The influence of the number of SUs on energy consumption for 10,000 iterations is shown in Fig. 13. The dimensions of the environment are considered 100 m × 100 m. It can be seen that by increasing the number of the SUs in the CR system, the energy consumption decreases. It should be noted that when the number of SUs increases, it is possible that more SUs are located near the PU and FC and therefore the global probability of detection and the total throughput are improved, respectively. The located SUs near to FC also lead to less energy consumption. By considering the Figs. 11 and 12, it can be concluded that JSTDTSS can lead to a minimum energy consumption for CR network while satisfying the throughput of the network and the probability of detection constraints. Because of the random selection of the SUs, RS consumes more energy to satisfy the probability of detection constraint. JDTSS and JSTSS consume less energy than SS due to the optimization of the detection threshold and sensing time, respectively. It should be noted that by increasing the number of the SUs for data transmitting in the CR network, the energy consumption and the total throughput are increased. However, our optimization problem is to minimize the energy consumption of the CR network such that the minimum required total throughput of the CR is satisfied. In other words, our goal is to find the number of nodes and specify the nodes that minimizes the energy consumption according to Eq. (33), and also satisfies the minimum required total throughput of the CR. Therefore, all SUs do not need to cooperate for data transmitting. Thus, the selection of the data transmitting SUs is considered for minimization of the energy consumption of the network and satisfaction of the required throughput of SUs.

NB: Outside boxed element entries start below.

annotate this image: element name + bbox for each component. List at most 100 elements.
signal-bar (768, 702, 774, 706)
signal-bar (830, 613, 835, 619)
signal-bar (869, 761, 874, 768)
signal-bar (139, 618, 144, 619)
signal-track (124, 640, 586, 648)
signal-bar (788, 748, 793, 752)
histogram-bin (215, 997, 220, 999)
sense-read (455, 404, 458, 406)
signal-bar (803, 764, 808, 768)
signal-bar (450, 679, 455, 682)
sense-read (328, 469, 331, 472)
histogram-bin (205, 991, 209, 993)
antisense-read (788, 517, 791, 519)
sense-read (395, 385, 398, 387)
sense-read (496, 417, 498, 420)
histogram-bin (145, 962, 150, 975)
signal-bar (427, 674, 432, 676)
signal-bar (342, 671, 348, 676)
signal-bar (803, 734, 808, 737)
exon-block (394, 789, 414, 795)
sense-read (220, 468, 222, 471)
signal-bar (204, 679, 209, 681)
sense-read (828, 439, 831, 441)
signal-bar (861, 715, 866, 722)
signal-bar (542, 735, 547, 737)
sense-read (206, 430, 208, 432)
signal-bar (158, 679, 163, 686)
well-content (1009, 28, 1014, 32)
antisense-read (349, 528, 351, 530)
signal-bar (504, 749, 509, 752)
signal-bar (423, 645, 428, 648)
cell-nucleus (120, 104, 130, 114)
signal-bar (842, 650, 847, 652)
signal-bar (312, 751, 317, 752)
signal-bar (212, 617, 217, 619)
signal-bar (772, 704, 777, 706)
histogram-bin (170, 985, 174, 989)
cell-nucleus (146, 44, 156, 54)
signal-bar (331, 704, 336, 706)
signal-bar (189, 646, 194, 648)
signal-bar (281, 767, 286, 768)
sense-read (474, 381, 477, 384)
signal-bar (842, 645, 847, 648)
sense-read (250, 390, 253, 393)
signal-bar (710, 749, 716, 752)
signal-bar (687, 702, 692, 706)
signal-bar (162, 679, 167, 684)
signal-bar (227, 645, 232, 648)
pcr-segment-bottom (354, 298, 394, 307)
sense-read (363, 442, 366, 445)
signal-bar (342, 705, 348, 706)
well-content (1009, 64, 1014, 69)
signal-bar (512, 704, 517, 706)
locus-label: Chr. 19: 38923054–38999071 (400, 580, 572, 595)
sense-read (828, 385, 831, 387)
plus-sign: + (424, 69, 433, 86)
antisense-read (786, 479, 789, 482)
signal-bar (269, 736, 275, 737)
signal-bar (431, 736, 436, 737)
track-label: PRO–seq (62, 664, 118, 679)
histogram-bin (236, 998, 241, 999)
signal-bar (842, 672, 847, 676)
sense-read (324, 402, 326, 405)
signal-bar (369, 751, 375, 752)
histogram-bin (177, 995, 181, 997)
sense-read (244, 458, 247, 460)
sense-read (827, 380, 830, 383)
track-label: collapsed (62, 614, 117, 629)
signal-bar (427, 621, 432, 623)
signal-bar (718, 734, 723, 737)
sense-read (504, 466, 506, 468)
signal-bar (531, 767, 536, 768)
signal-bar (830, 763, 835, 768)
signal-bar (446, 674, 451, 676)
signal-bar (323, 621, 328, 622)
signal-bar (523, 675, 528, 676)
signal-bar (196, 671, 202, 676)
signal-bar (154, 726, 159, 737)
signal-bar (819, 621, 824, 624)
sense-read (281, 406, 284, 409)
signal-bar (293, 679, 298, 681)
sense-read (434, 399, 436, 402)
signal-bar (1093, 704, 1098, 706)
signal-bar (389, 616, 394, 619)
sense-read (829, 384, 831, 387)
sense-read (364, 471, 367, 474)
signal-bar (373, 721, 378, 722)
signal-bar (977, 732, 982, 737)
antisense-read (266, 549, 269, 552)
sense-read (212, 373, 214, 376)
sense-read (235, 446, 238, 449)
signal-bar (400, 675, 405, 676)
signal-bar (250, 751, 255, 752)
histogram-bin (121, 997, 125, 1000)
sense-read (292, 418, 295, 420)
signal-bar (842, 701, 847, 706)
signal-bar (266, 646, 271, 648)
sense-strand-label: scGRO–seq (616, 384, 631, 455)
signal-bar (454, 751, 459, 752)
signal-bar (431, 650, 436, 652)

For the final analysis, the probability of detection of all schemes versus different number of SUs in an environment with dimensions 100 m × 100 m is compared as shown in Fig. 14. The probability of detection increases with the increase of number of SU for JSTSS, JDTSS and JSTDTSS methods until in almost 40 SUs is fixed and maximum its value is achieved.

Fig. 14
figure 14

The probability of detection versus different number of SUs

We can see that, for less than 40 SUs, the best probability of detection is obtained by JSTDTSS method. By increasing the number of SUs, the probabilities of detection of JSTSS and JSTDTSS are equal. The Fig. 14 shows that, SS and RS methods have approximately the same probability of detection. We also see that the constraint on the probability of detection can be satisfied for all schemes. In all simulations, the schemes are compared when all of them have an answer in feasible set.

4 Conclusion

Cooperative spectrum sensing schemes mitigate the multi-path fading and shadowing effects, which improve the probability of detection in heavily shadowed environments. While cooperative approaches provide more accurate sensing performance, they also cause adverse effects on the energy consumption of the CR network due to the additional operations and communication overhead. Cooperating all SUs in spectrum sensing does not necessary to get the optimum performance. In this paper, we proposed a new scheme to solve the joint optimization problem of the sensing time, the detection threshold and the selection of the sensing and data transmitting SUs for improvement of the throughput of CR network and minimization of the energy consumption of the network under the constrains on the global probability of detection and global probability of false alarm. We obtained the optimal values of detection threshold and sensing time such that the detection constraints are satisfied. We used the convex optimization methods to determine the priority of SU for sensing and data transmitting. Furthermore, we have provided simulation results, which revealed that the proposed sensing approach can achieve higher average throughput and less energy consumption compared to the others schemes.